Enhancing/mastering 1970's cassette recordings

Hello. I have a number of cassette tape recordings of my fathers band from the 70s/80s. My task is to make a nice CD anthology for our family. I have been researching for awhile the best way to make these songs sound their best and I’m still very confused. I have transferred them from tape to digital .wav from there I don’t know where to begin. I know there is a lot of processes I can use in audacity. I just still don’t understand the basic steps. First I would guess that I will separate the one file into individual files/tracks. At some point I think I should normalize. But I’m not sure what is best to do to master these recordings so that they sound their best when I burn to CD. I also have pro tools but I’m thinking that in this case something like audacity would work fine. Please point me in the right direction :slight_smile:

Eddie

Start off with a read if this set of tutorials in the Audacity Manual: http://manual.audacityteam.org/man/Tutorial_-_Copying_tapes,_LPs_or_minidiscs_to_CD

This article in the Wiki may be of help tool http://wiki.audacityteam.org/wiki/Recording_from_Cassette

When I transcribed my old tapes I treated my trusty old Nakamichi BX-2 to a professional service at the main agents to ensure I got the best results from the outset.

WC

Thanks, that’s a nice step by step thing as I was looking for. If anyone else has tips/tricks please let me know. I am going to start playing around tonight.

My “tip of the day”: start with one or two of the ones that is least important to you - you will learn a lot as you go along and your skills & technique will improve - so save your favourites till a bit later on.

Don’t ask me how I know this is a good idea … :frowning: :unamused:

WC

First step : remove infrasound , ( doing that makes processing the waveform easier ).

Add the limiter plugin to Audacity , using the limiter will automatically will attenuate any loud clicks which would otherwise limit the volume of the music when using “Amplify”.

I’m still trying to understand all of this, with those below you mentioned, I download and import into Audacity to use, right?

Yes you have to put a copy of Steve’s “limiter.ny” plugin into Audacity’s Plug-Ins folder, ( “Limiter” should then appear in the effect menu ).

Then import the “No-Infrasound” equalization-curve into Audacity’s equalizer , it then becomes one of the preset curves in the equalizer , see … Audacity Manual [see “manage curves” at bottom of that page of the manual ]
limiter.ny (1.3 KB)

Here is a sample of what I did to the recording.

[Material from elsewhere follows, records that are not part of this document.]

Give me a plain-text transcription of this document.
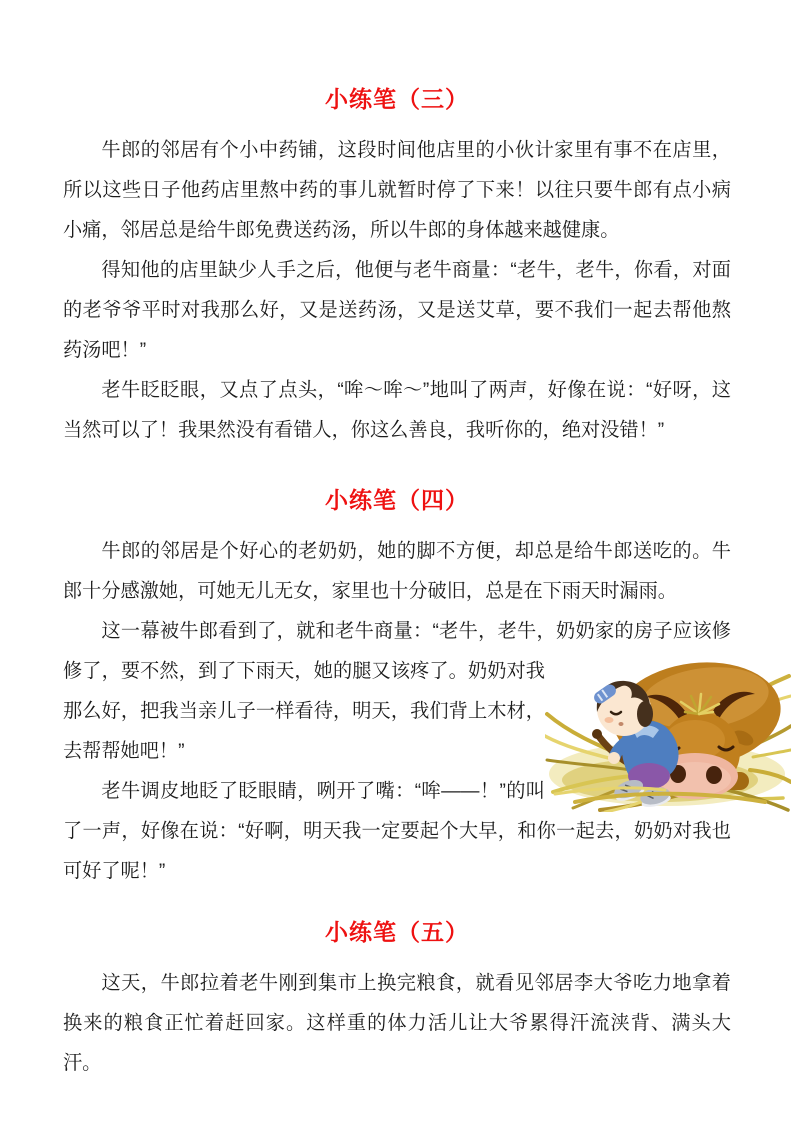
小练笔（三）

牛郎的邻居有个小中药铺，这段时间他店里的小伙计家里有事不在店里，所以这些日子他药店里熬中药的事儿就暂时停了下来！以往只要牛郎有点小病小痛，邻居总是给牛郎免费送药汤，所以牛郎的身体越来越健康。

得知他的店里缺少人手之后，他便与老牛商量：“老牛，老牛，你看，对面的老爷爷平时对我那么好，又是送药汤，又是送艾草，要不我们一起去帮他熬药汤吧！”

老牛眨眨眼，又点了点头，“哞～哞～”地叫了两声，好像在说：“好呀，这当然可以了！我果然没有看错人，你这么善良，我听你的，绝对没错！”

小练笔（四）

牛郎的邻居是个好心的老奶奶，她的脚不方便，却总是给牛郎送吃的。牛郎十分感激她，可她无儿无女，家里也十分破旧，总是在下雨天时漏雨。

这一幕被牛郎看到了，就和老牛商量：“老牛，老牛，奶奶家的房子应该修修了，要不然，到了下雨天，她的腿又该疼了。奶奶对我那么好，把我当亲儿子一样看待，明天，我们背上木材，去帮帮她吧！”

老牛调皮地眨了眨眼睛，咧开了嘴：“哞——！”的叫了一声，好像在说：“好啊，明天我一定要起个大早，和你一起去，奶奶对我也可好了呢！”

小练笔（五）

这天，牛郎拉着老牛刚到集市上换完粮食，就看见邻居李大爷吃力地拿着换来的粮食正忙着赶回家。这样重的体力活儿让大爷累得汗流浃背、满头大汗。
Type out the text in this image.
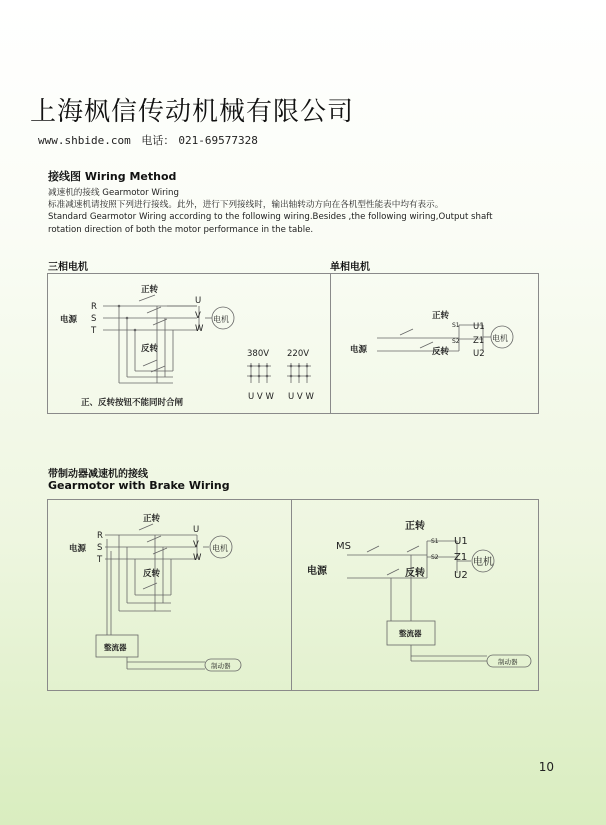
上海枫信传动机械有限公司
www.shbide.com 电话： 021-69577328
接线图 Wiring Method
减速机的接线 Gearmotor Wiring
标准减速机请按照下列进行接线。此外，进行下列接线时，输出轴转动方向在各机型性能表中均有表示。
Standard Gearmotor Wiring according to the following wiring.Besides ,the following wiring,Output shaft
rotation direction of both the motor performance in the table.
三相电机	单相电机
正转
反转
电源
R
S
T
U
V
W
电机
正、反转按钮不能同时合闸
380V 220V
U V W U V W
正转
反转
电源
S1
S2
U1
Z1
U2
电机
带制动器减速机的接线
Gearmotor with Brake Wiring
正转
反转
电源
R
S
T
U
V
W
电机
整流器
制动器
MS
正转
反转
电源
S1
S2
U1
Z1
U2
电机
整流器
制动器
10
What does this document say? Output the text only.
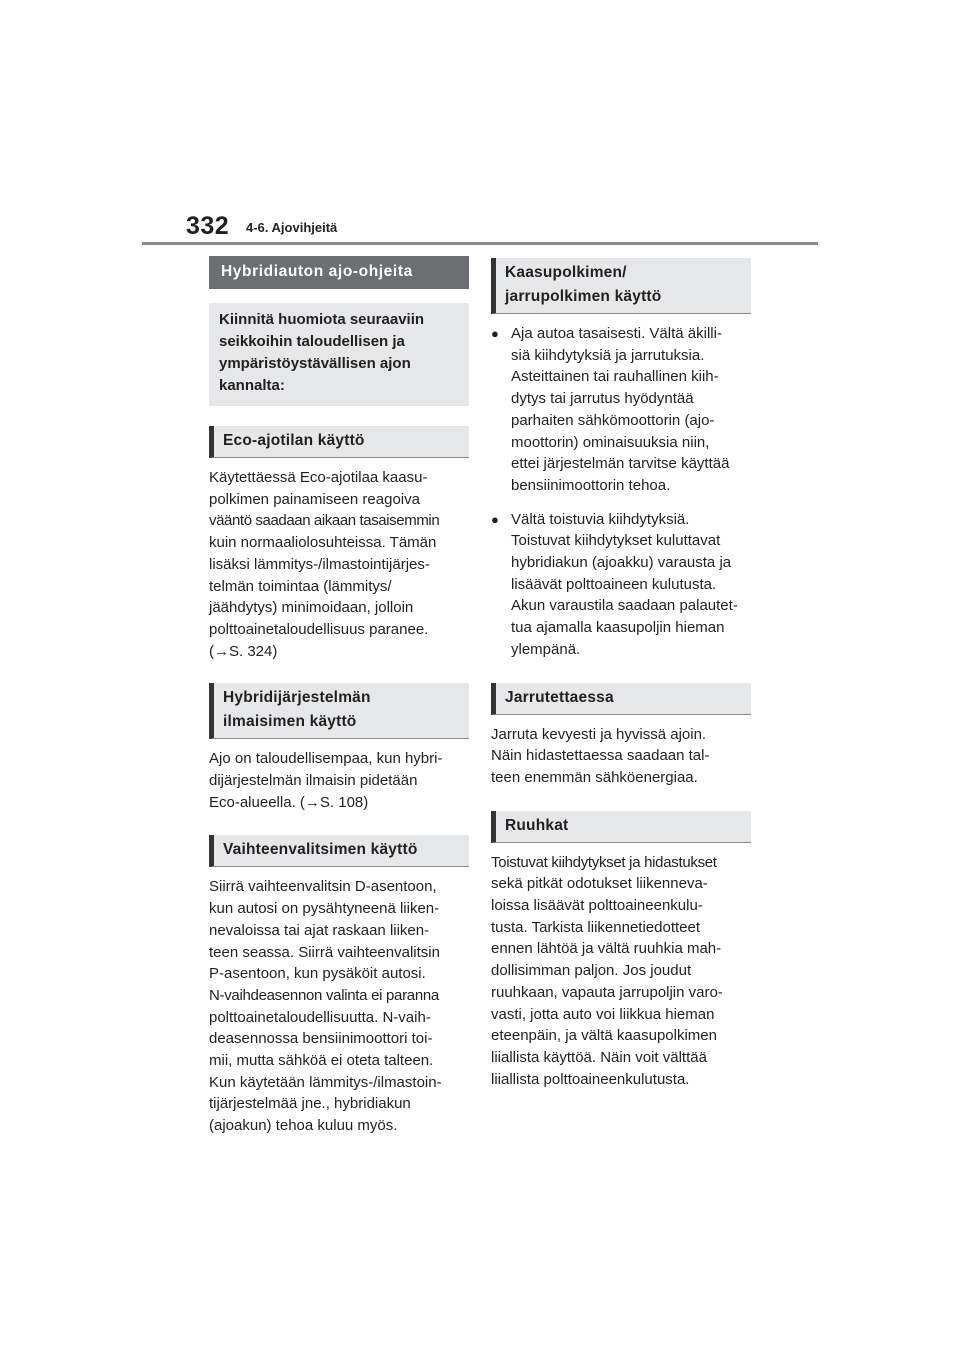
332 4-6. Ajovihjeitä
Hybridiauton ajo-ohjeita
Kiinnitä huomiota seuraaviin
seikkoihin taloudellisen ja
ympäristöystävällisen ajon
kannalta:
Eco-ajotilan käyttö

Käytettäessä Eco-ajotilaa kaasu-

polkimen painamiseen reagoiva

vääntö saadaan aikaan tasaisemmin

kuin normaaliolosuhteissa. Tämän

lisäksi lämmitys-/ilmastointijärjes-

telmän toimintaa (lämmitys/

jäähdytys) minimoidaan, jolloin

polttoainetaloudellisuus paranee.

(→S. 324)

Hybridijärjestelmän
ilmaisimen käyttö

Ajo on taloudellisempaa, kun hybri-

dijärjestelmän ilmaisin pidetään

Eco-alueella. (→S. 108)

Vaihteenvalitsimen käyttö

Siirrä vaihteenvalitsin D-asentoon,

kun autosi on pysähtyneenä liiken-

nevaloissa tai ajat raskaan liiken-

teen seassa. Siirrä vaihteenvalitsin

P-asentoon, kun pysäköit autosi.

N-vaihdeasennon valinta ei paranna

polttoainetaloudellisuutta. N-vaih-

deasennossa bensiinimoottori toi-

mii, mutta sähköä ei oteta talteen.

Kun käytetään lämmitys-/ilmastoin-

tijärjestelmää jne., hybridiakun

(ajoakun) tehoa kuluu myös.

Kaasupolkimen/
jarrupolkimen käyttö
● Aja autoa tasaisesti. Vältä äkilli-
siä kiihdytyksiä ja jarrutuksia.
Asteittainen tai rauhallinen kiih-
dytys tai jarrutus hyödyntää
parhaiten sähkömoottorin (ajo-
moottorin) ominaisuuksia niin,
ettei järjestelmän tarvitse käyttää
bensiinimoottorin tehoa.
● Vältä toistuvia kiihdytyksiä.
Toistuvat kiihdytykset kuluttavat
hybridiakun (ajoakku) varausta ja
lisäävät polttoaineen kulutusta.
Akun varaustila saadaan palautet-
tua ajamalla kaasupoljin hieman
ylempänä.
Jarrutettaessa

Jarruta kevyesti ja hyvissä ajoin.

Näin hidastettaessa saadaan tal-

teen enemmän sähköenergiaa.

Ruuhkat

Toistuvat kiihdytykset ja hidastukset

sekä pitkät odotukset liikenneva-

loissa lisäävät polttoaineenkulu-

tusta. Tarkista liikennetiedotteet

ennen lähtöä ja vältä ruuhkia mah-

dollisimman paljon. Jos joudut

ruuhkaan, vapauta jarrupoljin varo-

vasti, jotta auto voi liikkua hieman

eteenpäin, ja vältä kaasupolkimen

liiallista käyttöä. Näin voit välttää

liiallista polttoaineenkulutusta.
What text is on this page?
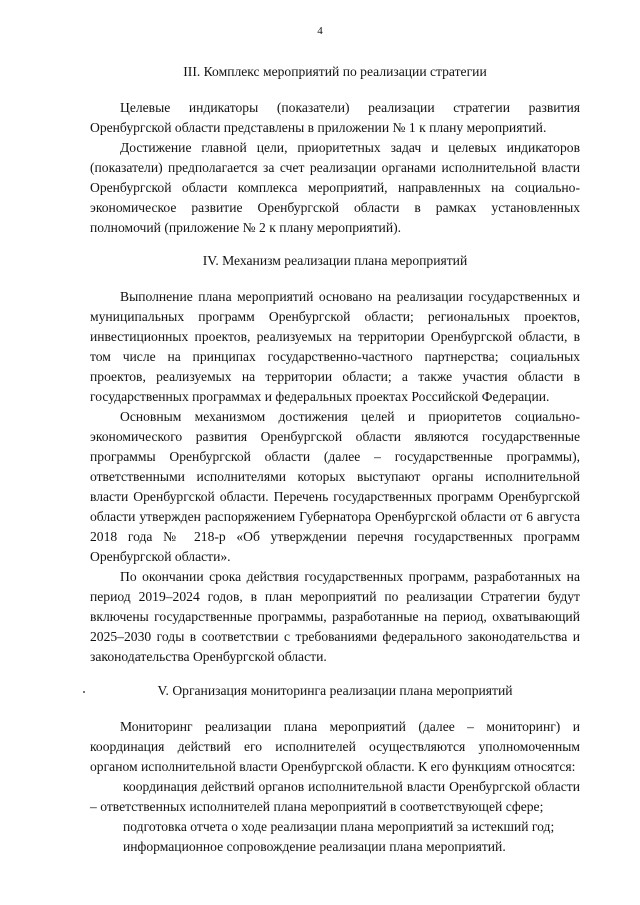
4
III. Комплекс мероприятий по реализации стратегии

Целевые индикаторы (показатели) реализации стратегии развития Оренбургской области представлены в приложении № 1 к плану мероприятий.

Достижение главной цели, приоритетных задач и целевых индикаторов (показатели) предполагается за счет реализации органами исполнительной власти Оренбургской области комплекса мероприятий, направленных на социально-экономическое развитие Оренбургской области в рамках установленных полномочий (приложение № 2 к плану мероприятий).

IV. Механизм реализации плана мероприятий

Выполнение плана мероприятий основано на реализации государственных и муниципальных программ Оренбургской области; региональных проектов, инвестиционных проектов, реализуемых на территории Оренбургской области, в том числе на принципах государственно-частного партнерства; социальных проектов, реализуемых на территории области; а также участия области в государственных программах и федеральных проектах Российской Федерации.

Основным механизмом достижения целей и приоритетов социально-экономического развития Оренбургской области являются государственные программы Оренбургской области (далее – государственные программы), ответственными исполнителями которых выступают органы исполнительной власти Оренбургской области. Перечень государственных программ Оренбургской области утвержден распоряжением Губернатора Оренбургской области от 6 августа 2018 года № 218-р «Об утверждении перечня государственных программ Оренбургской области».

По окончании срока действия государственных программ, разработанных на период 2019–2024 годов, в план мероприятий по реализации Стратегии будут включены государственные программы, разработанные на период, охватывающий 2025–2030 годы в соответствии с требованиями федерального законодательства и законодательства Оренбургской области.

V. Организация мониторинга реализации плана мероприятий

Мониторинг реализации плана мероприятий (далее – мониторинг) и координация действий его исполнителей осуществляются уполномоченным органом исполнительной власти Оренбургской области. К его функциям относятся:

координация действий органов исполнительной власти Оренбургской области – ответственных исполнителей плана мероприятий в соответствующей сфере;

подготовка отчета о ходе реализации плана мероприятий за истекший год;

информационное сопровождение реализации плана мероприятий.
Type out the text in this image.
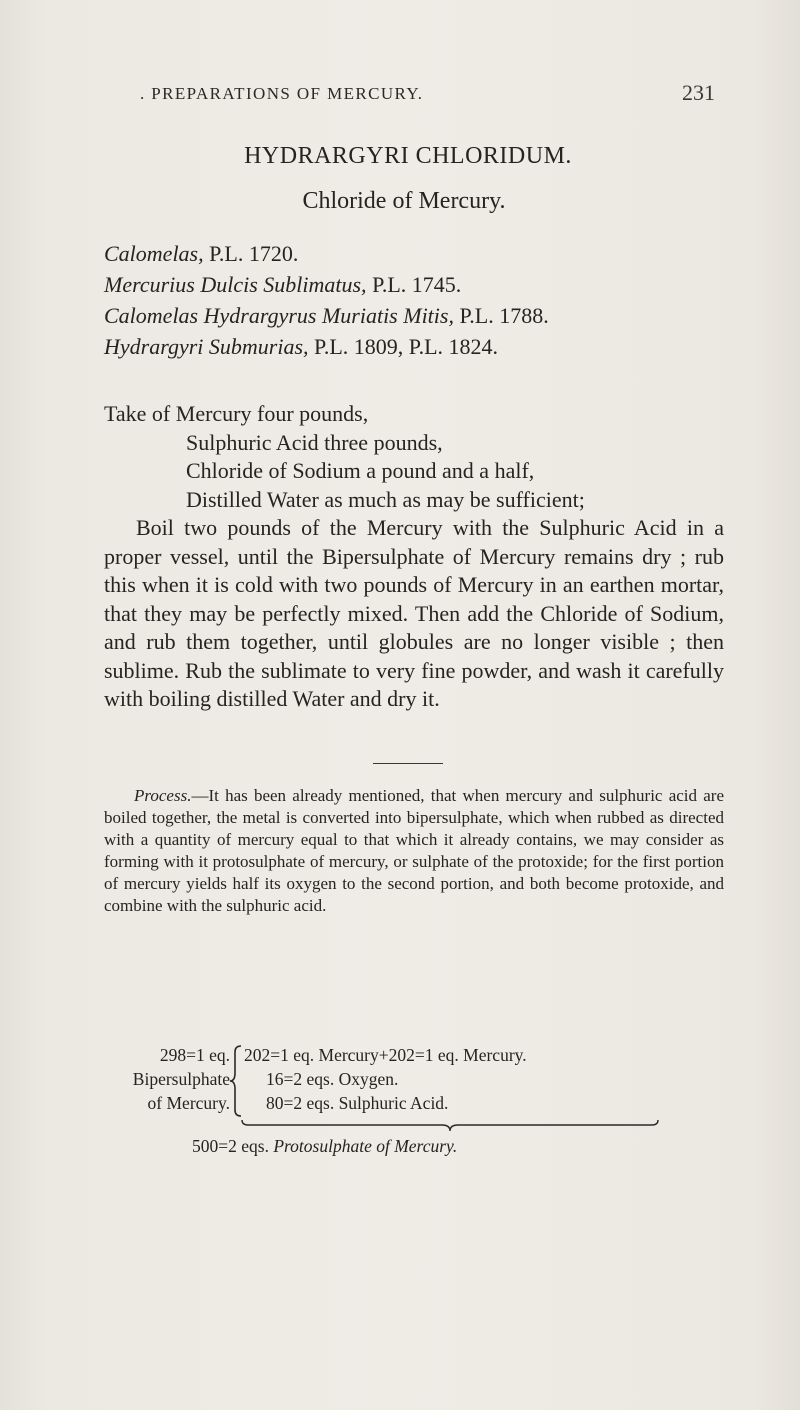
. PREPARATIONS OF MERCURY.	231
HYDRARGYRI CHLORIDUM.
Chloride of Mercury.
Calomelas, P.L. 1720.
Mercurius Dulcis Sublimatus, P.L. 1745.
Calomelas Hydrargyrus Muriatis Mitis, P.L. 1788.
Hydrargyri Submurias, P.L. 1809, P.L. 1824.
Take of Mercury four pounds,
Sulphuric Acid three pounds,
Chloride of Sodium a pound and a half,
Distilled Water as much as may be sufficient;

Boil two pounds of the Mercury with the Sulphuric Acid in a proper vessel, until the Bipersulphate of Mercury remains dry ; rub this when it is cold with two pounds of Mercury in an earthen mortar, that they may be perfectly mixed. Then add the Chloride of Sodium, and rub them together, until globules are no longer visible ; then sublime. Rub the sublimate to very fine powder, and wash it carefully with boiling distilled Water and dry it.

Process.—It has been already mentioned, that when mercury and sulphuric acid are boiled together, the metal is converted into bipersulphate, which when rubbed as directed with a quantity of mercury equal to that which it already contains, we may consider as forming with it protosulphate of mercury, or sulphate of the protoxide; for the first portion of mercury yields half its oxygen to the second portion, and both become protoxide, and combine with the sulphuric acid.

298=1 eq.
Bipersulphate
of Mercury.
202=1 eq. Mercury+202=1 eq. Mercury.
16=2 eqs. Oxygen.
80=2 eqs. Sulphuric Acid.
500=2 eqs. Protosulphate of Mercury.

I am still trying to get the trained ear, can you take a listen and tell me of anything that I missed that really sticks out?

It sounds like compression has made the solo-drum in the middle go too loud,
that’s fixable with Audacity’s envelope tool to reduce the volume of that bit … http://forum.audacityteam.org/download/file.php?id=8664

Re: “enhancement” , there is an Audacity plugin which makes mono tracks sound like stereo, called pseudo-stereo

Thank you! Can you explain just a little how you did the envelope? I am looking at the manual on it but not sure exactly what i’m looking for to change.

You have to click on the tool icon with the blue line

to go into envelope mode …

To leave envelope mode, click on the icon that looks like a capital “i”.

thank you for the video, really helps. So I’m looking for peak areas and I level them out right?

It’s how they sound rather than how they look , the too-loud (or too quiet) bits may not actually be conspicuous on the shape of the envelope.
A compressor (or limiter) will try to make the waveform a constant amplitude, but to the ear this may make some things too loud, e.g. when there is a solo.

PS
after looking at the spectrogram view on Audacity , I’ve had another go at the EQ …

New to these forums but not with using Audacity. Took a crack at the OP’s sample mp3 by first applying an EQ shown in the screengrab png, duplicated the single channel and turned it into stereo and applied AUMatrixReverb plugin selecting Plate with a 30% dry/wet mix.